Academic Facilities , Departments
In the 1960s, the Applied Mechanics Department of IIT Madras had a wind tunnel among its facilities. German technicians came to the Institute to assemble the tunnel which became functional in the late 1960s. It was used for industry work (smoke nuisance) and laboratory work for a few years. The wind tunnel was eventually dismantled some decades after it was put up. The person in the photograph has been identified as Mr. G. Srinivasan (a staff member) by Prof. P. A. Aswatha Narayana (Department of Applied Mechanics and Biomedical Engineering).
SS State of Bombay was one of the ships operated by the British India Steam Navigation Company, also known as the BI Line. The ship plied the India to East Africa sea lanes along with other ships such as the Karanja, Amra, Kampala, Muzzaffari and the Aronda, between the 1930s and 1960s. The ship was built by Mazagon Dock Ltd.
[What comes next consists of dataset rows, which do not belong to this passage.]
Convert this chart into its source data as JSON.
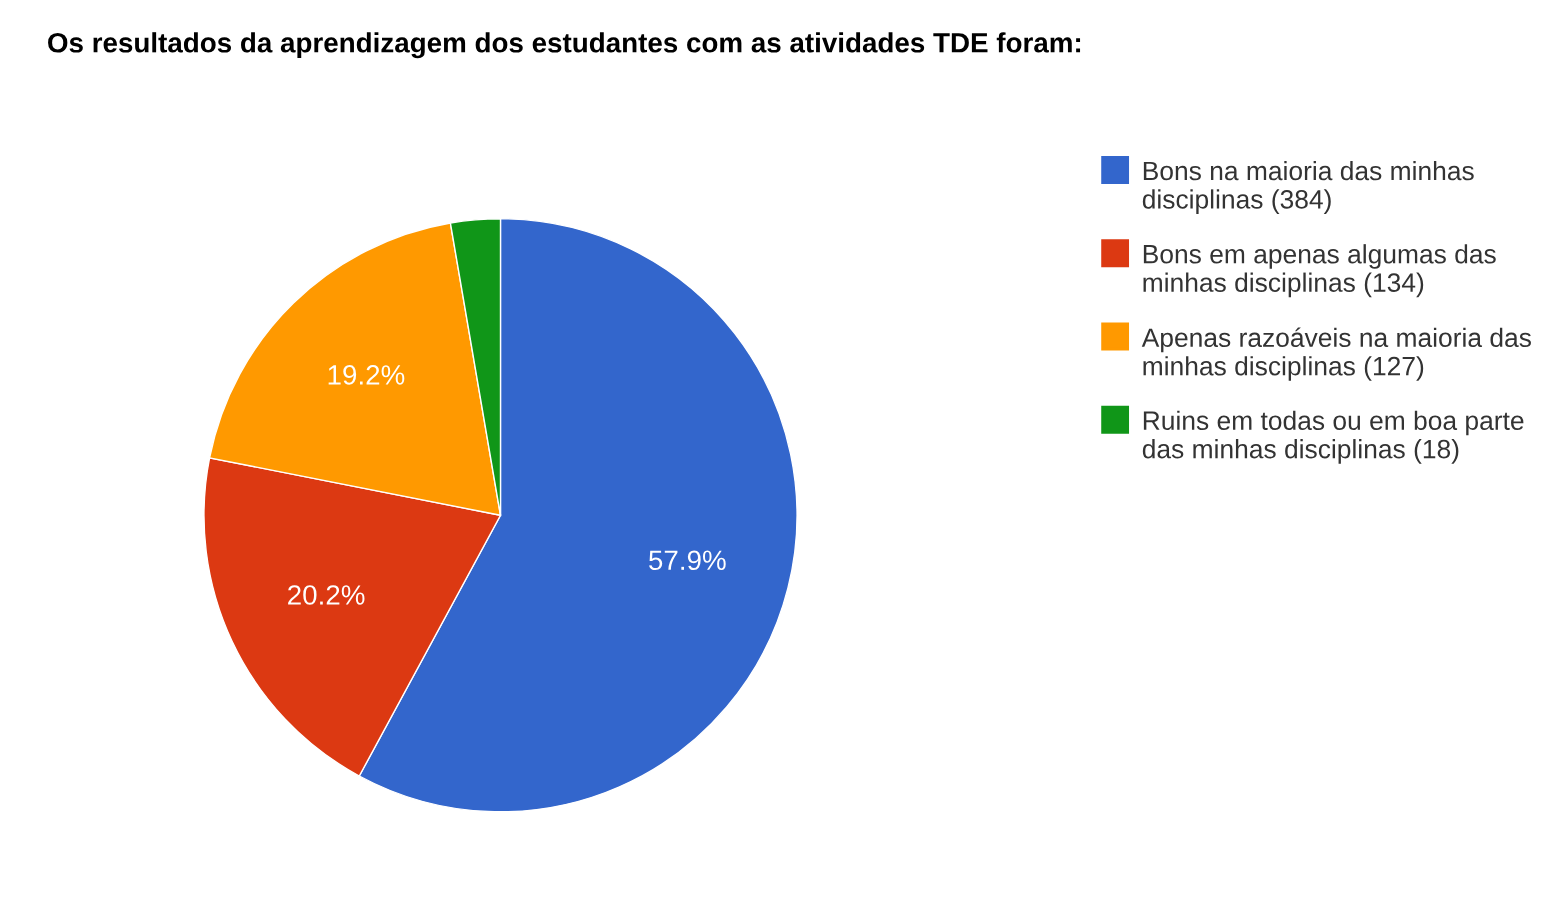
{
  "chart_data": {
    "type": "pie",
    "title": "Os resultados da aprendizagem dos estudantes com as atividades TDE foram:",
    "categories": [
      "Bons na maioria das minhas disciplinas (384)",
      "Bons em apenas algumas das minhas disciplinas (134)",
      "Apenas razoáveis na maioria das minhas disciplinas (127)",
      "Ruins em todas ou em boa parte das minhas disciplinas (18)"
    ],
    "values": [
      57.9,
      20.2,
      19.2,
      2.7
    ],
    "colors": [
      "#3366cc",
      "#dc3912",
      "#ff9900",
      "#109618"
    ],
    "value_labels": [
      "57.9%",
      "20.2%",
      "19.2%",
      null
    ],
    "legend": "right"
  }
}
The model of the SS State of Bombay was tested in the 1.5 m dia test-section of the closed-circuit, low-speed wind tunnel, in the Department of Applied Mechanics, IIT Madras. The platform placed above the tunnel supported the electro-mechanical equipment that was used in the tests. Interestingly, these wind tunnels could be much smaller (table-top sized) or much larger (large enough to test a full-sized car in).
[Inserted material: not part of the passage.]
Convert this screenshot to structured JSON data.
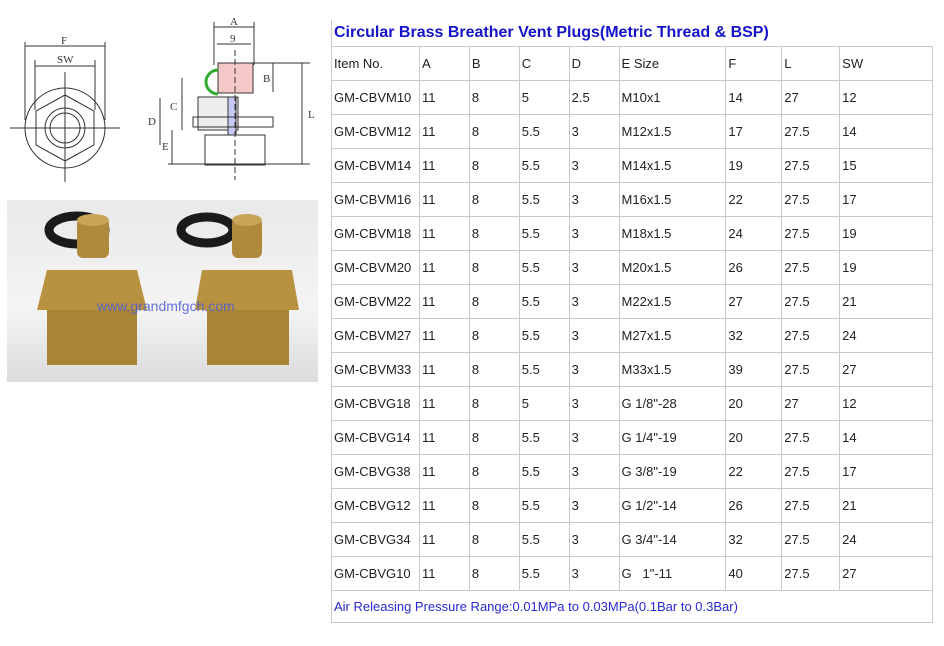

In the album titled ‘Achievements and Aspirations’ published by IIT Madras in January 1976, it is mentioned that the “tunnel is capable of a maximum speed of 60 m/s and is provided with a semi-automatic six-component balance.” According to a retired professor from the Department of Applied Mechanics, the wind tunnel was a Göttingen-type wind tunnel and the six-component balance was provided to measure all the “three components of forces and movements.”